If rule 38 of this court, to which I am referred, applies to a case heard at the general term, and decided upon the facts and the law found by the referee, and spread out at length upon the papers, it can require no more than that the general term or the judge who delivers the opinion shall say, I determine, by the order of the court, that the general term do find the same facts as were found by the referee before whom the cause was tried, and that such facts be annexed to the judgment-roll, as the facts found by the general term. This has already been done by the order of the special term of the 19th of October, 1859.

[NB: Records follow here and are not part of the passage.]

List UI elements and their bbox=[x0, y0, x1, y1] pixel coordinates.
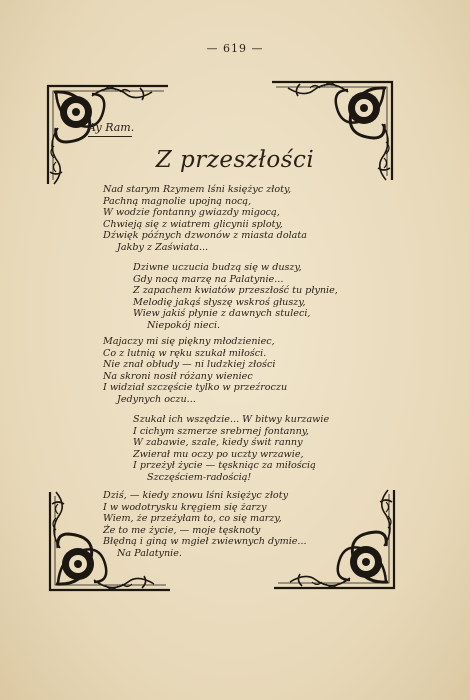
verse-line: Wiem, że przeżyłam to, co się marzy, bbox=[103, 513, 282, 525]
stanza-2 bbox=[133, 262, 338, 332]
verse-line: Na Palatynie. bbox=[117, 547, 182, 559]
verse-line: Niepokój nieci. bbox=[147, 319, 221, 331]
verse-line: Nad starym Rzymem lśni księżyc złoty, bbox=[103, 184, 292, 195]
verse-line: I przeżył życie — tęskniąc za miłością bbox=[133, 460, 316, 472]
verse-line: I w wodotrysku kręgiem się żarzy bbox=[103, 501, 267, 513]
stanza-1 bbox=[103, 184, 307, 254]
stanza-3 bbox=[103, 336, 287, 406]
author-name: Ay Ram. bbox=[88, 121, 135, 134]
verse-line: Dziś, — kiedy znowu lśni księżyc złoty bbox=[103, 490, 288, 501]
verse-line: Chwieją się z wiatrem glicynii sploty, bbox=[103, 218, 283, 230]
verse-line: Majaczy mi się piękny młodzieniec, bbox=[103, 336, 275, 347]
verse-line: Dźwięk późnych dzwonów z miasta dolata bbox=[103, 230, 307, 242]
verse-line: Jakby z Zaświata... bbox=[117, 241, 209, 253]
verse-line: Nie znał obłudy — ni ludzkiej złości bbox=[103, 359, 276, 371]
verse-line: Melodię jakąś słyszę wskroś głuszy, bbox=[133, 296, 306, 308]
verse-line: Jedynych oczu... bbox=[117, 393, 196, 405]
page-number: — 619 — bbox=[206, 42, 264, 55]
verse-line: Błędną i giną w mgieł zwiewnych dymie... bbox=[103, 536, 307, 548]
poem-title: Z przeszłości bbox=[155, 147, 315, 173]
verse-line: W wodzie fontanny gwiazdy migocą, bbox=[103, 207, 280, 219]
author-underline bbox=[88, 136, 132, 137]
verse-line: Pachną magnolie upojną nocą, bbox=[103, 195, 252, 207]
verse-line: Gdy nocą marzę na Palatynie... bbox=[133, 273, 284, 285]
verse-line: Na skroni nosił różany wieniec bbox=[103, 370, 253, 382]
verse-line: Co z lutnią w ręku szukał miłości. bbox=[103, 347, 267, 359]
verse-line: Szukał ich wszędzie... W bitwy kurzawie bbox=[133, 414, 330, 425]
verse-line: Z zapachem kwiatów przeszłość tu płynie, bbox=[133, 285, 338, 297]
verse-line: W zabawie, szale, kiedy świt ranny bbox=[133, 437, 303, 449]
verse-line: Zwierał mu oczy po uczty wrzawie, bbox=[133, 448, 304, 460]
verse-line: Wiew jakiś płynie z dawnych stuleci, bbox=[133, 308, 311, 320]
stanza-5 bbox=[103, 490, 307, 560]
verse-line: I widział szczęście tylko w przeźroczu bbox=[103, 382, 288, 394]
verse-line: I cichym szmerze srebrnej fontanny, bbox=[133, 425, 309, 437]
verse-line: Szczęściem-radością! bbox=[147, 471, 252, 483]
verse-line: Dziwne uczucia budzą się w duszy, bbox=[133, 262, 302, 273]
stanza-4 bbox=[133, 414, 329, 484]
verse-line: Że to me życie, — moje tęsknoty bbox=[103, 524, 261, 536]
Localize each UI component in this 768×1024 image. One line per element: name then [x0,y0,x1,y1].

The general term of the Supreme Court is a court of appeal, and nothing else, with power to review the judgments and decisions made by referees, as well as by the special term. The Court of Appeals entertains appeals from the judgments of the general term, upon the same state of facts as were presented to the general term, and no other. Cases will doubtless occur when some word, or exception to a decision, or to some separate proposition in a charge of the judge is accidentally omitted in the bill of exceptions, and not discovered until the action has been removed to the Court of Appeals. In all such cases it is quite right that the specific error should be corrected and the omission supplied. But I do not recognize the regularity of a practice which would authorize an entire resettlement of the case, and a restatement and refinding of the facts found by the referee, after which the cause has been heard and determined by the general term. This is the relief demanded by the defendants on this motion; and if it should be granted, the case in the Court of Appeals would not, perhaps, be at all like that which was heard at the general term.
The facts have been carefully and fully found by the referee. They occupy some twenty-three folios of the case, and are signed by the attorneys who appeared for the parties in the action. I do not see that 1 can do otherwise than adhere to the *390order of the special term of the 19th of October, 1859, which has not been reversed or modified.
The defendants’ motion must be denied, with $10 costs of opposing the motion.